Seeing the substance of thought

Composing thoughts about the nature or substance of our thoughts only serves to hide the very nature or substance of thought.  To achieve direct contact with the very nature or substance of thoughts, or if you like, mental concepts, requires a different methodology, a methodology the West doesn't possess.

Backing up a little, Buddhism wants us to see this substance—not through various thought-forms, but directly.  Outside of this, all else amounts to a subtle diversion, a way of putting off what we need to accomplish.  

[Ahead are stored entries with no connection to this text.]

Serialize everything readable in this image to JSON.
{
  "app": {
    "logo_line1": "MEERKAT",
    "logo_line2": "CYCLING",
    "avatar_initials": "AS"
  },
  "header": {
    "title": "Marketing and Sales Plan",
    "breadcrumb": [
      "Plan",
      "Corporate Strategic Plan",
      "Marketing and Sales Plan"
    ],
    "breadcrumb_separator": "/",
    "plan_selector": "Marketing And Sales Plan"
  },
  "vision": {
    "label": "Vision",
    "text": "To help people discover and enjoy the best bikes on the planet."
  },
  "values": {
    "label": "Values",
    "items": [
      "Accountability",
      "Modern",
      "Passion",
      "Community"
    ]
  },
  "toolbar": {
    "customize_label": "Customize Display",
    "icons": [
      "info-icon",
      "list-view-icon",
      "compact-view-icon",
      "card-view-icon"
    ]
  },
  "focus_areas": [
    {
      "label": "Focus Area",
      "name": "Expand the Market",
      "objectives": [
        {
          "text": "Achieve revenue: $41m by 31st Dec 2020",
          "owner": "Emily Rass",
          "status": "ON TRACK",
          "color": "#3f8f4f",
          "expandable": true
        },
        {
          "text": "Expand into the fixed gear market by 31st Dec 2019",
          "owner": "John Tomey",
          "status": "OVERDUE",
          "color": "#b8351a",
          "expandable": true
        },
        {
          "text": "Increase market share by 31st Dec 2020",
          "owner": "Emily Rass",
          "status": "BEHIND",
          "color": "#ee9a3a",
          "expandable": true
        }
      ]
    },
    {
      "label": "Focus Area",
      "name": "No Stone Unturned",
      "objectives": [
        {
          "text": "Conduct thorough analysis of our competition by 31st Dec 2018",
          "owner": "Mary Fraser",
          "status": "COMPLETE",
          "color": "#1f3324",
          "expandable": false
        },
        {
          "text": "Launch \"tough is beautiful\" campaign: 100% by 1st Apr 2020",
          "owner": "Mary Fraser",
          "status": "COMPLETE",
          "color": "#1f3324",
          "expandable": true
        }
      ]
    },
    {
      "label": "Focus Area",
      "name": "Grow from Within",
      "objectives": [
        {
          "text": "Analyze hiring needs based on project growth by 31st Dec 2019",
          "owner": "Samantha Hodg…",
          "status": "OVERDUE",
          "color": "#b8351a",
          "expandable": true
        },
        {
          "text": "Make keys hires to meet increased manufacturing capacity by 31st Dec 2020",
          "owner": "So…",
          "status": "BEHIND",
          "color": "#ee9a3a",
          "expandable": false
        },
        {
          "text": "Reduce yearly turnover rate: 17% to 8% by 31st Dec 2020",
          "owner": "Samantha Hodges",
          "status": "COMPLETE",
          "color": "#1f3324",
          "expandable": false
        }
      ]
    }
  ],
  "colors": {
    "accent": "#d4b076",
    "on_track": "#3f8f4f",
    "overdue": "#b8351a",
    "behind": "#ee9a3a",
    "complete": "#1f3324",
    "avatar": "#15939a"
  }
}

In this consideration, the world we live in conceals this spiritual nature or substance as do our thoughts including their various forms.  Were we to acquaint ourselves fully and directly with this substance, mysteriously, everything would appear to be a configuration of this substance, even our dreams and yes, our thoughts.

Obviously, modern Buddhists are not here.  They're a long way off from even valuing such a methodology that can approach the the substance of our thoughts.  As far as the current and popular methodology it is mainly concerned with seated meditation or just sitting.  There are physiological benefits to this as well as a placebo effect but not much else.  There is no penetration through the tenuous veil of our thoughts which are ever-changing.  Impenetrably, they stand hiding the substance from which they are fashioned.

What meditation is supposed to do can be illustrated by a firebrand being used in the dark to make a circle.  If we spin the firebrand fast enough the circle illusion appears.  If we stop, we only see the lighted end of the firebrand.  No more illusion, in other words.  Likewise, when a thoughts stop spinning, so to speak, we see the pure substance.  This is samadhi.  This, incidentally, takes us into the territory of the Lankavatara Sutra which is saying that our world is only the configuration of Mind or the Alaya.  This is another blog.

The two greatest problems with such a methodology is how do we stop being entranced by the spinning firebrand (our thought-forms), and how do we see this pristine substance?  Unfortunately, a teacher cannot help us at this point.  We have to become self-reliant.  We have always been the gatekeepers of our ignorance and awakening.  This is the time when some monks go into extended retreat—maybe for the rest of their lives.